On Friday, I posted a piece on the U.S. debt and how we are creating a false crisis given current interest rates and our ability to manage that. Judging from the responses, you would have thought I was penning a piece in defense of eugenics. OK, the online world is not known for its sobriety, but the heated reaction to my post is typical of the current debate about debt.
The hysteria that debt now generates is not just annoying noise. It has real ramifications and sharply limits out ability to have a measured, balanced and sober debate about debt, its proper level and what is or isn’t smart economic policy.
To some extent, debt has always aroused passion. The animus has a long and deep history in our collective memory. “Never a borrower nor a lender be.” That admonition spoken by the unctuous Polonius in Shakespeare’s Hamlet sums up the age-old prohibition against debt, and speaks to a current still alive in the West that debt is sordid and corrupts both the one who loans and the one who borrows. In the United States, Benjamin Franklin writing as Poor Richard described debt as the worst “vice.” According to Franklin, debt not only weakens moral character but also deprives men and nations of their liberty and freedom because of the power it gives to creditors.
Furthermore, Americans have had a litany of issues over the years that have sent otherwise temperate people into a tizzy. Slavery in the 1850s, the right of women to vote in the early 20th century, Prohibition in the 1920s, Communism in the 1950s, the civil rights struggle in the 1960s – all were characterized by similar levels of emotion and heat. In the Senate chamber itself, Representative Preston Brooks of South Carolina nearly beat Senator Charles Sumner of Massachusetts to death with a walking cane in 1856 after Sumner made a speech that Brooks believed humiliated his family. Washington is no stranger to unreasonable and even violent emotions.

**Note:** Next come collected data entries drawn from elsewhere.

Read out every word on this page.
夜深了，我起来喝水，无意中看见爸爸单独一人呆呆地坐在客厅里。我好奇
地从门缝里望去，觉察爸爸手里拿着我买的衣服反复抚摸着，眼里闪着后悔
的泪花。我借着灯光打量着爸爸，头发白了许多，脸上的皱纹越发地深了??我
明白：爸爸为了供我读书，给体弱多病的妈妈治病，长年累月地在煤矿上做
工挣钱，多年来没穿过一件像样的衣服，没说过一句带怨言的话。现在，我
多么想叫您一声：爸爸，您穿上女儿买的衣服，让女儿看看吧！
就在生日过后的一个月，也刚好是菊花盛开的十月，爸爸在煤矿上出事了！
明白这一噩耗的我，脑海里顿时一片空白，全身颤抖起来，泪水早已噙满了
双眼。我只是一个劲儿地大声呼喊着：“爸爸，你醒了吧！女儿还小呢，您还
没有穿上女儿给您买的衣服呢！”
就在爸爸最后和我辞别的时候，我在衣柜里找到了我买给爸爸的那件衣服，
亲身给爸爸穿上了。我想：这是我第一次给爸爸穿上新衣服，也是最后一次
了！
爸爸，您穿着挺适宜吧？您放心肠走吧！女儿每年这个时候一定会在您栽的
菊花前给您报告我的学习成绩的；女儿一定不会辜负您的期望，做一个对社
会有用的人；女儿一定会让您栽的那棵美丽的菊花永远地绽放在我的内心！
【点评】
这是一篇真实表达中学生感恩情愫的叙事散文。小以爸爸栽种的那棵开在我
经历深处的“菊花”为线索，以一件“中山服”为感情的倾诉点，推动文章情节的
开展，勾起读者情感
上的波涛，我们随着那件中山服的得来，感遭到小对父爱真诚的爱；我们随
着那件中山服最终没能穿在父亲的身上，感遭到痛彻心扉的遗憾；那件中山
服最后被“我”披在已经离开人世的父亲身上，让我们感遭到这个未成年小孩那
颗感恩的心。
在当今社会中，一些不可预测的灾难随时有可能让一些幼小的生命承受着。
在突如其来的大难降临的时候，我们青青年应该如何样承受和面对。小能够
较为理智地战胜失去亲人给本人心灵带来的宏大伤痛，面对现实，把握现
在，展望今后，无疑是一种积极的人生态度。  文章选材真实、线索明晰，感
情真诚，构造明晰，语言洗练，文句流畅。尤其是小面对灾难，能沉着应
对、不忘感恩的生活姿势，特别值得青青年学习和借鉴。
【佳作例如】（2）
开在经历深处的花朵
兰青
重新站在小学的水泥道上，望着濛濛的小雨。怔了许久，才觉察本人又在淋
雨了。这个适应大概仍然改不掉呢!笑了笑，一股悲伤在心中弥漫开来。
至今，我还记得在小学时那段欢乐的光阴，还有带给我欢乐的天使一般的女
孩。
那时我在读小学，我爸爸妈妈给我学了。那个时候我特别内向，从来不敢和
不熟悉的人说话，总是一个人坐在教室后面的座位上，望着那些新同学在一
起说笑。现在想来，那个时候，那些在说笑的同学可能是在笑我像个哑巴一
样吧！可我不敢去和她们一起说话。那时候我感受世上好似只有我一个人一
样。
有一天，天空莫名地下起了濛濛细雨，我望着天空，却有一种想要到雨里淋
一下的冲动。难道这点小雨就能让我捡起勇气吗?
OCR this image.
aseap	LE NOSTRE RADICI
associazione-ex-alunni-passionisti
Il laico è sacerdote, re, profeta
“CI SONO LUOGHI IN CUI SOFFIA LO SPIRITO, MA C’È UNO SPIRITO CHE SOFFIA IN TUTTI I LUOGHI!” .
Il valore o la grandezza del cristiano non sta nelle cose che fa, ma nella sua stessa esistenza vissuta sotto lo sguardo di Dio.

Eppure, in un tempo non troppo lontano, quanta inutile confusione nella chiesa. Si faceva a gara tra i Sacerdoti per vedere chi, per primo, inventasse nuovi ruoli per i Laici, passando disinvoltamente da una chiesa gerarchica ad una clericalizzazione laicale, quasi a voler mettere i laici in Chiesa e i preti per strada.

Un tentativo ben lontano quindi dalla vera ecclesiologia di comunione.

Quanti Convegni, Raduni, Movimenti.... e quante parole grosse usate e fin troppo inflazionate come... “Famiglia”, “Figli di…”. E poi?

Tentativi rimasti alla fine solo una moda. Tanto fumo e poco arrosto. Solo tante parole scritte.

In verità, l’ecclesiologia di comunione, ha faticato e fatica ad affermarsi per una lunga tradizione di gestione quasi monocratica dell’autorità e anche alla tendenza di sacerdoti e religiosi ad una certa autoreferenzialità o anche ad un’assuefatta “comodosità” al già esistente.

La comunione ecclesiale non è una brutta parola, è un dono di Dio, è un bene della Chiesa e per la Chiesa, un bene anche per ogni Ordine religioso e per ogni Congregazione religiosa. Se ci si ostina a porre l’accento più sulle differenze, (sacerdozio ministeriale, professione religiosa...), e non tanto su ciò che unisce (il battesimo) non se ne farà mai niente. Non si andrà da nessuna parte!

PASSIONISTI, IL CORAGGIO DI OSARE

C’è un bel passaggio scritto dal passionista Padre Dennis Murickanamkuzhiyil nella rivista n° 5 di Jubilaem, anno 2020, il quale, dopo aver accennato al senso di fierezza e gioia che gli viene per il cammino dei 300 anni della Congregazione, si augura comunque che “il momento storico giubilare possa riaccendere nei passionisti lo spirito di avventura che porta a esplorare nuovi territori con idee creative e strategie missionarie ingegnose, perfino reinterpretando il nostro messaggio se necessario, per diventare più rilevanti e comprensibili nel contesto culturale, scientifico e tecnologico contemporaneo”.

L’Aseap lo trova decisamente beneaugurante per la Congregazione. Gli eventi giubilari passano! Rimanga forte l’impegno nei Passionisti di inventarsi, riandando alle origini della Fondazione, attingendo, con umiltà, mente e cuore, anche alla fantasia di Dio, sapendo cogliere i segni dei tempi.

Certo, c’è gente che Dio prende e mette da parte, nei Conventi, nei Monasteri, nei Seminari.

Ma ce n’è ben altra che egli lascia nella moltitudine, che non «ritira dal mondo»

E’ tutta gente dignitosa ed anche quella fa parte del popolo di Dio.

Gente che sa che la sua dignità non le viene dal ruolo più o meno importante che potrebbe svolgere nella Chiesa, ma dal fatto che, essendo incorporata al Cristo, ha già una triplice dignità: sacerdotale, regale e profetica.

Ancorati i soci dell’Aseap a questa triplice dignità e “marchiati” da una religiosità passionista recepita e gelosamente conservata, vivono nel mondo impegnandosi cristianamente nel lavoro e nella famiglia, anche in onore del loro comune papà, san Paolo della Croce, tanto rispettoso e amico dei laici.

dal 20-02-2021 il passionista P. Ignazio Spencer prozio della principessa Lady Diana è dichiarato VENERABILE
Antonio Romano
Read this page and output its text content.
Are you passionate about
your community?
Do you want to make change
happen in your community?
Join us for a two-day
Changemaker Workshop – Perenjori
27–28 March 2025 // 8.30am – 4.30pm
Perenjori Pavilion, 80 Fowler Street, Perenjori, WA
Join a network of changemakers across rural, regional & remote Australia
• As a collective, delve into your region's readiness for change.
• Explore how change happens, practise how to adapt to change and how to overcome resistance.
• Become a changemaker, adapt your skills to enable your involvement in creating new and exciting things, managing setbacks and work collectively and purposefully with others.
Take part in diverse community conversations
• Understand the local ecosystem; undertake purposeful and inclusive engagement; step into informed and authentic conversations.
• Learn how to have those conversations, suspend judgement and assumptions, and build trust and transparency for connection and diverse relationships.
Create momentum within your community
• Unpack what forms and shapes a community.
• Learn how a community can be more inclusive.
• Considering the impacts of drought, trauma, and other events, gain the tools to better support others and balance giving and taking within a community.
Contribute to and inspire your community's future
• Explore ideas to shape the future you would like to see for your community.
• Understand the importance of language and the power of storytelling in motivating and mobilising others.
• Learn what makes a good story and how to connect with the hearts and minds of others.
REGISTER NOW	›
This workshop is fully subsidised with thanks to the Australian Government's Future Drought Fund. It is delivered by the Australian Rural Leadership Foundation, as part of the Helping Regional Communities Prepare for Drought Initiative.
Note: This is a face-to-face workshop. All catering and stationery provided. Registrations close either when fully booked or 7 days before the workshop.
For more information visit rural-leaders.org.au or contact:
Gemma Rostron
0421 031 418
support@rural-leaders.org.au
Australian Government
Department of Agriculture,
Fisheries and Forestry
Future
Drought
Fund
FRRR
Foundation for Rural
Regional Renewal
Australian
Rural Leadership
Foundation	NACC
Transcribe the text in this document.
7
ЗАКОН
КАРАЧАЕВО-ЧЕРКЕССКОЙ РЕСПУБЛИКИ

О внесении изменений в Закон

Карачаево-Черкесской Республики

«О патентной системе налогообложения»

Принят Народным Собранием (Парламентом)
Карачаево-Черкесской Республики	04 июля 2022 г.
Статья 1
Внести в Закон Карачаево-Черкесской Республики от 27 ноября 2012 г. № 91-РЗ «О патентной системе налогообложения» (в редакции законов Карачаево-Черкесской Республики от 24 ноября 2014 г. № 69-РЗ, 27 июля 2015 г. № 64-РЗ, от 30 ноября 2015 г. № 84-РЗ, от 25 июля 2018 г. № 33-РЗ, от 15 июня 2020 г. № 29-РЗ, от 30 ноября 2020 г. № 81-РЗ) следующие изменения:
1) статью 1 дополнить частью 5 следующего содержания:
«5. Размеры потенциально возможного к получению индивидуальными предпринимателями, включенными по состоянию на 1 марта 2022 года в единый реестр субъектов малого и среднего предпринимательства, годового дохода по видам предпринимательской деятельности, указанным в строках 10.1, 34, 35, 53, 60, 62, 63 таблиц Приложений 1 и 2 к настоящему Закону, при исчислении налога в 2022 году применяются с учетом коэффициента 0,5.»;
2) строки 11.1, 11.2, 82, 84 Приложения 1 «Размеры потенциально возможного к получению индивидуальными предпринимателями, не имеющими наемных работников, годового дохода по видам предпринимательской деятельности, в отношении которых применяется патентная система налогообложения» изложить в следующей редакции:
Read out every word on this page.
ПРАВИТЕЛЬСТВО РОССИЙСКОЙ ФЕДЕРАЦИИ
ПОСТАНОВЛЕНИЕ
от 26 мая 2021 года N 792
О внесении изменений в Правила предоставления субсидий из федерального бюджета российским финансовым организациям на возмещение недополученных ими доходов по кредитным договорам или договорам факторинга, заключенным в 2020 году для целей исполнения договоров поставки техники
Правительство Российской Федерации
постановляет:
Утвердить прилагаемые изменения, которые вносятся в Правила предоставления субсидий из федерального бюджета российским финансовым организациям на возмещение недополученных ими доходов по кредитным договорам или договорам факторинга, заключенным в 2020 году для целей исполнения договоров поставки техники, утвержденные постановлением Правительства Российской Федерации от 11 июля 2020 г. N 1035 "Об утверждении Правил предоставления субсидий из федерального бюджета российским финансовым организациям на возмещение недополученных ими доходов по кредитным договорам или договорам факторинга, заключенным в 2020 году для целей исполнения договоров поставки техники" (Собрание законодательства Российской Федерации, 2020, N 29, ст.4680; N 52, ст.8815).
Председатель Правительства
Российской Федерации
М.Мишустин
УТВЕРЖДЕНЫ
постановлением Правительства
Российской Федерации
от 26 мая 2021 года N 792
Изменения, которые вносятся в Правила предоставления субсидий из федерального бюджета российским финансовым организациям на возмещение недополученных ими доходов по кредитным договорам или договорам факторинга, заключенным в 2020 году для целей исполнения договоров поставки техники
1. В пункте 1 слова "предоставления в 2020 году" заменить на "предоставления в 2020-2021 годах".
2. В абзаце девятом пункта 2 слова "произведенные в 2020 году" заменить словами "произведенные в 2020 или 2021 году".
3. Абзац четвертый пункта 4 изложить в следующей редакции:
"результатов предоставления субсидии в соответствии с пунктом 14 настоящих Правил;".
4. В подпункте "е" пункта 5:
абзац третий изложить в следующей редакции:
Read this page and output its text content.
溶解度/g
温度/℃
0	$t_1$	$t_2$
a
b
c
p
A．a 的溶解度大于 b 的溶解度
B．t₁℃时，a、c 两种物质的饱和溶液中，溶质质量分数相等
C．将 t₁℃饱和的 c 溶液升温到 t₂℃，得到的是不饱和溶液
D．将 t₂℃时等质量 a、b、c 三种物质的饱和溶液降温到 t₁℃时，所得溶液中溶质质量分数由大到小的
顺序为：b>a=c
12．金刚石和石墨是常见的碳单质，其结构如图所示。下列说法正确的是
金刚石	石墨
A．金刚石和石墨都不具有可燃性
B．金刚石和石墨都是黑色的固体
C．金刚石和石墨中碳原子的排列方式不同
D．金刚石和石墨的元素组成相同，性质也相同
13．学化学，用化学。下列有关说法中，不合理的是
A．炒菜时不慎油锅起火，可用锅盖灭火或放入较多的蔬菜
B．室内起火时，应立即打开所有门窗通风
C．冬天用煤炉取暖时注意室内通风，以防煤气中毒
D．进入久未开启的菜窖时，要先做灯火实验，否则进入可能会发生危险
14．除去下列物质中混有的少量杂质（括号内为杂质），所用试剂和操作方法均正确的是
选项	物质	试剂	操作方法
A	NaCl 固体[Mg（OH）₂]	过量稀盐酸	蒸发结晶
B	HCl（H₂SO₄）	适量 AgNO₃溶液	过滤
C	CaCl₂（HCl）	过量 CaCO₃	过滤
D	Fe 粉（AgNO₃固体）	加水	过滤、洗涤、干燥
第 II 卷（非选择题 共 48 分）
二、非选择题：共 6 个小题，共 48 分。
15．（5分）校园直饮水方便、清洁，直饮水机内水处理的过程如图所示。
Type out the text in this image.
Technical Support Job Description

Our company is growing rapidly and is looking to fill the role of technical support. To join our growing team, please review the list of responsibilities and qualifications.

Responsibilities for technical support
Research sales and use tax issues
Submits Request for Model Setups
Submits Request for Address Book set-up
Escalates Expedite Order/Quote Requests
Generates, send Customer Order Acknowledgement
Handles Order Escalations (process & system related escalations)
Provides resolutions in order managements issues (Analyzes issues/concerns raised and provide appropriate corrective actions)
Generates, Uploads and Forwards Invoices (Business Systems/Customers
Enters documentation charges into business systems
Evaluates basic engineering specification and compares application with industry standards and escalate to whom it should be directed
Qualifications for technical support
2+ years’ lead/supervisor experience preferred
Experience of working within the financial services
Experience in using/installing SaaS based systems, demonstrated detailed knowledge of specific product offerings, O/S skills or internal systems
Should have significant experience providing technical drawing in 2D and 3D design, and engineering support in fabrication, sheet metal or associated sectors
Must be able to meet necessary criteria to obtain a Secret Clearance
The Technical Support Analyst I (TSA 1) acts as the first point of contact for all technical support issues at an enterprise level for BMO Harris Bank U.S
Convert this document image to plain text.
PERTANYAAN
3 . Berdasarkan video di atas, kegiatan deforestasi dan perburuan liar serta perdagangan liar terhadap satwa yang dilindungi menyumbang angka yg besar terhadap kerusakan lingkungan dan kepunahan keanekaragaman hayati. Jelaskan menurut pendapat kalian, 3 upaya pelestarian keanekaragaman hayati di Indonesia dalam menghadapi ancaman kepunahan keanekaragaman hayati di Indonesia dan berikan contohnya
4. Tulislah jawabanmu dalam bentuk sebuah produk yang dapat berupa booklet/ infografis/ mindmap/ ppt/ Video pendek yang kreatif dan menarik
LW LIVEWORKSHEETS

But while hostility toward debt may be part of a long legacy, and while it is important to recognize that tendency in ourselves, our collective inability to tone down the rhetoric and take a deep breath imperils our economic security as never before. When we were a creditor (which was most of the 20th century), animus toward debt had little effect on national economic policy. Now that we are a debtor nation, our debts and what we use them for are intimately tied to national security and prosperity. We owe various foreign creditors – China most of all — and how we manage our debt will directly impact our future ability to attract needed capital and thrive going forward.
Failing to have a coherent policy and debate about debt therefore imperils our economic well being as never before. The Tea Party speaks of debt as a sign of America’s decline, and the result is that any who question that logic can be accused of hastening it. If debt is viewed as an unmitigated bad thing, then no one in his right mind could defend debt as a useful tool.
In fact, discussing debt today is like those arguments about the Arab-Israeli conflict that divided friends and family when I was growing up. The emotions were so high that disagreement registered as betrayal. Acknowledging the validity of other perspectives was seen as not just stupidity but moral failing. There was no real discussion, just set positions articulated with increasing anger and rage, ultimately descending into name-calling, shattered feelings and estrangement.
So while debt today joins a long and dishonorable lineage of lightning rods, that doesn’t make our inability to construct public policy any less troubling. Vituperation may serve our blood-instinct but not our polity. We may muddle through the current morass, but there are few signs that we are prepared to address our problems constructively. That, and not the looming debt ceiling, is the real crisis, one steeped in our past but no less troubling for our future.